JS: You’re an active influence in the creation of new music, having commissioned works from Canadian composers R. Murray Schafer, Harry Freedman, Juhan Puhm, Clark Ross, Scott Godin, Tawnie Olson and British composers Sam Hayden and Paul Whitty. What drives you to follow this road of choice, what’s at stake, and what do you achieve?

SD: I love to be the first voice of a new work and to sometimes even be the inspiration as to how a composer will set a work so that is specifically composed for what I can do with my voice. What’s at stake is that it becomes very personal and if the new work is not what I expect it to be, there can be issues between the composer and the performer and that can be very hard. But when it’s right, and communication is open and ideas flow, there can be some pretty amazing magic created. Musical creation is an incredible entity, not really comparable to any other art form, and it is such an honor to be the voice that brings a new work to life.

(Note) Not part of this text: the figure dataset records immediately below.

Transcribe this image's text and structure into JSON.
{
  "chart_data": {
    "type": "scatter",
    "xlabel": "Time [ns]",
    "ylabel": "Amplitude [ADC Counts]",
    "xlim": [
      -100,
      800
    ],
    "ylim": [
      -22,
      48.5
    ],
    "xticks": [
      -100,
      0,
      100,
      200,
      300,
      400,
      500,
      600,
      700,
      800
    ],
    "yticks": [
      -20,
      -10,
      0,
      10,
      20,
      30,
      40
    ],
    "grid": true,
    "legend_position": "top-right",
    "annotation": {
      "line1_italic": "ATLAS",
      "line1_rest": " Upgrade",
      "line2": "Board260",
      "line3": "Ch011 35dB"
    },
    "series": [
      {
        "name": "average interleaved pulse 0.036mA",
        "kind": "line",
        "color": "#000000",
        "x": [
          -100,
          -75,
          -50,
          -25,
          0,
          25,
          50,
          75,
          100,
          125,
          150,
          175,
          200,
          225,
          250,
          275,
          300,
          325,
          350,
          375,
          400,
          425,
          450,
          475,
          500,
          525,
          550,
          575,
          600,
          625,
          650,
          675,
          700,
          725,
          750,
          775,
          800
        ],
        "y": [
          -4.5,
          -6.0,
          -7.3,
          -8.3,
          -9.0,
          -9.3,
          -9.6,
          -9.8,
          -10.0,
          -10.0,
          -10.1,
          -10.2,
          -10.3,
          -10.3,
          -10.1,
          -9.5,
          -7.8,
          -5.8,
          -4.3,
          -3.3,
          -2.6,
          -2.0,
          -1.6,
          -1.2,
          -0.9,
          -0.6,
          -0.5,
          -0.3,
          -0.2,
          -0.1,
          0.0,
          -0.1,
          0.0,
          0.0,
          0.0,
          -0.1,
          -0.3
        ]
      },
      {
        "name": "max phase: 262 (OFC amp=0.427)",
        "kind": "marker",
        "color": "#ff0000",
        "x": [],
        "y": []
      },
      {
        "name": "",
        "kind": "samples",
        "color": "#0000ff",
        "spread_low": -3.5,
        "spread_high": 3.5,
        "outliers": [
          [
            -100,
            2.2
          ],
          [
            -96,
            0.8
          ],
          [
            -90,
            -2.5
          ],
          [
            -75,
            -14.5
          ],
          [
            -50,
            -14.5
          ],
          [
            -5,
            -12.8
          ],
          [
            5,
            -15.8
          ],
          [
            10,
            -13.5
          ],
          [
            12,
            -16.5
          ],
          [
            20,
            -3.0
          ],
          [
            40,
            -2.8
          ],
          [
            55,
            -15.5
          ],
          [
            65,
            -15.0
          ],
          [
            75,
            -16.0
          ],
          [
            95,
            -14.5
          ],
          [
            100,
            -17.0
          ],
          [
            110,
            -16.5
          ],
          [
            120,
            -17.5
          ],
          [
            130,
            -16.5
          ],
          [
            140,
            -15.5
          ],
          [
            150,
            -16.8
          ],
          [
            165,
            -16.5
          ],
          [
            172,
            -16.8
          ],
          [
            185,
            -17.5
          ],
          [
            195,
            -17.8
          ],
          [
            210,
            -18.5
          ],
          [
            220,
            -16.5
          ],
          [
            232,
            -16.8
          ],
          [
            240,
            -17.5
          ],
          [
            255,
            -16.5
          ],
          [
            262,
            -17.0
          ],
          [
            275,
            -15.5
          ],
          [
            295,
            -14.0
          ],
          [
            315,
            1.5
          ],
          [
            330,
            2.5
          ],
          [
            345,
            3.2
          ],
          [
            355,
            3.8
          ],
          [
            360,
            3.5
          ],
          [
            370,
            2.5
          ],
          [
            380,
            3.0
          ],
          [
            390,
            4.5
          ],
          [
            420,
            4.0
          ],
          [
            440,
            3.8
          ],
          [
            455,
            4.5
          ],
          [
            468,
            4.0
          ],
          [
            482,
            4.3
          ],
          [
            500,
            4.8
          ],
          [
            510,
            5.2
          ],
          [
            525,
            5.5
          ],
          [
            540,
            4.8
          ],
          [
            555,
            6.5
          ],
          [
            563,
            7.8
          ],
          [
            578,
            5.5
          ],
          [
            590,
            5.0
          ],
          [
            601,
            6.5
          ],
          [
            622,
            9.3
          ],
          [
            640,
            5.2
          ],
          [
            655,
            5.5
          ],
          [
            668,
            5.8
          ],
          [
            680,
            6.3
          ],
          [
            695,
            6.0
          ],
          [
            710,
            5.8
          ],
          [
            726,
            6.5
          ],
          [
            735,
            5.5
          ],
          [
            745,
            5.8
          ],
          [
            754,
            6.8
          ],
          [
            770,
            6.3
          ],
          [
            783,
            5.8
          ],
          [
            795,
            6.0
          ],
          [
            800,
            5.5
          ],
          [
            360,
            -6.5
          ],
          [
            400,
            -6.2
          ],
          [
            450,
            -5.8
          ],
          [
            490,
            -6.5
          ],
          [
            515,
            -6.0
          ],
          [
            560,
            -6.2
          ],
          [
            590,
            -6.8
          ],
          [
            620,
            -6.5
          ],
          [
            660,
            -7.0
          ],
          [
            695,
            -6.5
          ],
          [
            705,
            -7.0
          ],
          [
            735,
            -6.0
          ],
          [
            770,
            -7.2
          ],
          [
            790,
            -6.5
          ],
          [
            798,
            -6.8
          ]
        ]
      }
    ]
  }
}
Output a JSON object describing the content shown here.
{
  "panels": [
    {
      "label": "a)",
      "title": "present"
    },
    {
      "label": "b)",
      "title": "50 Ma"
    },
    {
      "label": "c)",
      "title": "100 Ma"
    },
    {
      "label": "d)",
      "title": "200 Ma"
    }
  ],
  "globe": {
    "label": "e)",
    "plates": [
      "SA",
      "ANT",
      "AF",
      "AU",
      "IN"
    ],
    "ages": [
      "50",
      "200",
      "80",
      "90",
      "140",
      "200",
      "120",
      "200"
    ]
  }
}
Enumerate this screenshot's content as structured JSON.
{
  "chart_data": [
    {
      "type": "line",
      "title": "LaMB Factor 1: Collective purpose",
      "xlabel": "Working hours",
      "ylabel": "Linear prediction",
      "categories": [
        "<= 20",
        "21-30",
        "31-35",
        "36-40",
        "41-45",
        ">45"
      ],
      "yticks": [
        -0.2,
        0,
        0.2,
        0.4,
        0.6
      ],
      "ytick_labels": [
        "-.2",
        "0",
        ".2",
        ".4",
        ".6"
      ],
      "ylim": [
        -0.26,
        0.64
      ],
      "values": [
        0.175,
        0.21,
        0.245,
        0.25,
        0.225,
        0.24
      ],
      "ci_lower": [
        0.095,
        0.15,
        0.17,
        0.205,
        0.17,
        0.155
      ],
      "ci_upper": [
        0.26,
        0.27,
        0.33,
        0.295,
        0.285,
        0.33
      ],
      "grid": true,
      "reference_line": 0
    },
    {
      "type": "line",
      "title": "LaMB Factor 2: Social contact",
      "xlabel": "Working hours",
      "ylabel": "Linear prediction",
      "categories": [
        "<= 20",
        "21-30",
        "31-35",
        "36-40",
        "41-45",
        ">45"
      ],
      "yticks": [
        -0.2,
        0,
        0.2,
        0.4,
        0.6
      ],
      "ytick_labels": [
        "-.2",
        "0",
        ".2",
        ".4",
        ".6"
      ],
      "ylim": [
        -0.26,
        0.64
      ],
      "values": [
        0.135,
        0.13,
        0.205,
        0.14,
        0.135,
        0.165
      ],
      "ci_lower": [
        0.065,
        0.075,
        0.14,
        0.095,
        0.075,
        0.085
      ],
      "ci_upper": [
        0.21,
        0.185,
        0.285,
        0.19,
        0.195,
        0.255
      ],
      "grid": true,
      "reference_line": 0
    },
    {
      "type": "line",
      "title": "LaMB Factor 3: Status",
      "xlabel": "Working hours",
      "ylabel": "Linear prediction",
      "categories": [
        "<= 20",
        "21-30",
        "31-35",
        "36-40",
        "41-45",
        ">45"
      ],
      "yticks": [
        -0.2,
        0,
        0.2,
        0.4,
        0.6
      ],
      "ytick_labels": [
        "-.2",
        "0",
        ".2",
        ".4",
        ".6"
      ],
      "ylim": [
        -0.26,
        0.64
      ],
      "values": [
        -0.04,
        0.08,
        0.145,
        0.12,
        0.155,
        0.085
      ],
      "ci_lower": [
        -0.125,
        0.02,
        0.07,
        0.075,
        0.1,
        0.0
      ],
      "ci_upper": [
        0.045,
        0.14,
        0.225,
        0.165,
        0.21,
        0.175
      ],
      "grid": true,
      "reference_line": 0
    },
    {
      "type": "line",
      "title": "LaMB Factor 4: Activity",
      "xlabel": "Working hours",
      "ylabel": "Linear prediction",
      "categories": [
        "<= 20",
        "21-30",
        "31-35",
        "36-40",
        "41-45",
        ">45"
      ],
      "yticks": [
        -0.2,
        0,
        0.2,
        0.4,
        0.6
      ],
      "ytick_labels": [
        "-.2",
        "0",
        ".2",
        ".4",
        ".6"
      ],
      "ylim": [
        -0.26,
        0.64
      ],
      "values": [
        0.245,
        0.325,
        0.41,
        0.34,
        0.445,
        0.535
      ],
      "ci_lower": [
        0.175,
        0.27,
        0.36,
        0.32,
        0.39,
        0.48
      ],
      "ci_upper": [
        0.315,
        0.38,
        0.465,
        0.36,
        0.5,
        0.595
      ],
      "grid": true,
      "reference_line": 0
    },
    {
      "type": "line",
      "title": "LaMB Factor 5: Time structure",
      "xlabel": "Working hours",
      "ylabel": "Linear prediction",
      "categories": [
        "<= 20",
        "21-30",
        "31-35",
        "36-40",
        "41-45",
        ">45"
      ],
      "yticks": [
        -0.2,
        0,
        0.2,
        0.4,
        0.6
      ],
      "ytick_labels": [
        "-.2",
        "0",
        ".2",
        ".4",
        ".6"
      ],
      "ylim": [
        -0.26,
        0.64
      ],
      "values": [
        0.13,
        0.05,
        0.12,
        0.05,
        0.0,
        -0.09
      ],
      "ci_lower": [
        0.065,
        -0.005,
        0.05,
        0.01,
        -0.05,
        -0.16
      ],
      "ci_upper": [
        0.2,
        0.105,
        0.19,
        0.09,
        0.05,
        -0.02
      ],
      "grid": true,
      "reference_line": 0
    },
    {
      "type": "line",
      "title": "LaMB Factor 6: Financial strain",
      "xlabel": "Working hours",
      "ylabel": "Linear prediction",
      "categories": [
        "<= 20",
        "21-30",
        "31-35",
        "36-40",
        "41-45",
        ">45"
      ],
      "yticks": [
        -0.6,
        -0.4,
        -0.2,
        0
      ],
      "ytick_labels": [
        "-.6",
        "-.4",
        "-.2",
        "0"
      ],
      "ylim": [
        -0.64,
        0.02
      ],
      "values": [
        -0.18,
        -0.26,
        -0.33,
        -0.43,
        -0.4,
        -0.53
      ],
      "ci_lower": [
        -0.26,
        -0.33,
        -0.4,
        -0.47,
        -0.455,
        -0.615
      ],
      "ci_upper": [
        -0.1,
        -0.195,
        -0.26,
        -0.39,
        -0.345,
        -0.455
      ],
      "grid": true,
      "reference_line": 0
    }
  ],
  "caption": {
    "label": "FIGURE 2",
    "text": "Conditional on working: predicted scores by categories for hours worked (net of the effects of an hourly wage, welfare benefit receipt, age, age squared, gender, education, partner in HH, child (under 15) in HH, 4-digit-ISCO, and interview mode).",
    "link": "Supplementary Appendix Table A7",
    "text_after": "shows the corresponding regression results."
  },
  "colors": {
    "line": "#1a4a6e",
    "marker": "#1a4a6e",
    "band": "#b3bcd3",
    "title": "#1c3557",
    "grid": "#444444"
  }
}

JS: You often wear the garb of a multidisciplinary artist who incorporates both theatre and visual arts into your productions. Am I accurate in assuming that this is because the modern vocal music you choose to sing is so conducive to a visual, physical element?

SD: Well, there are a few reasons to incorporate both theatre and visual arts into my productions. In the case of the Kafka Fragments, it is not a staged work, and yet somehow still a work of theatre. There is no story, but a journey is undertaken throughout the duration of the piece. As for visuals, like my last show, Rêve doux-amer, there are translations projected to assist the audience as the Kafka text is in German. It is also to help us get a visceral connection to Kafka, as these specific visuals, designed by Also Collective, use actual manuscripts of some of the fragments from Kafka’s journals and writings for the background images to the translations. It is not necessarily because it is “modern” music, that I am inspired to create a visual or theatrical element in my productions, as my last show had works on it of Debussy, rather I am hoping that the elements I choose will help make the works more accessible to the audience no matter what era they come from, and yet at the same time not be a distraction to overshadow them.

JS: What do you ask of your audience as they watch you perform this challenging and exciting  Kurtag-Kafka work?

SD: Again: Nothing. We invite them to come experience this music with us…that is all.

JS: What’s next for you?

SD: Ah, that is a multidimensional answer. Let’s just say that there are many pots cooking on the stove, and keep an eye on my website www.staciedunlop.com for upcoming performances and projects. In the short term however, I have my official premiere with Thin Edge New Music Collective on June 13th in Toronto’s Array space, performing 2 new works by Canadian composers, and then head to Montreal for a week of new works and premieres directly after that performance.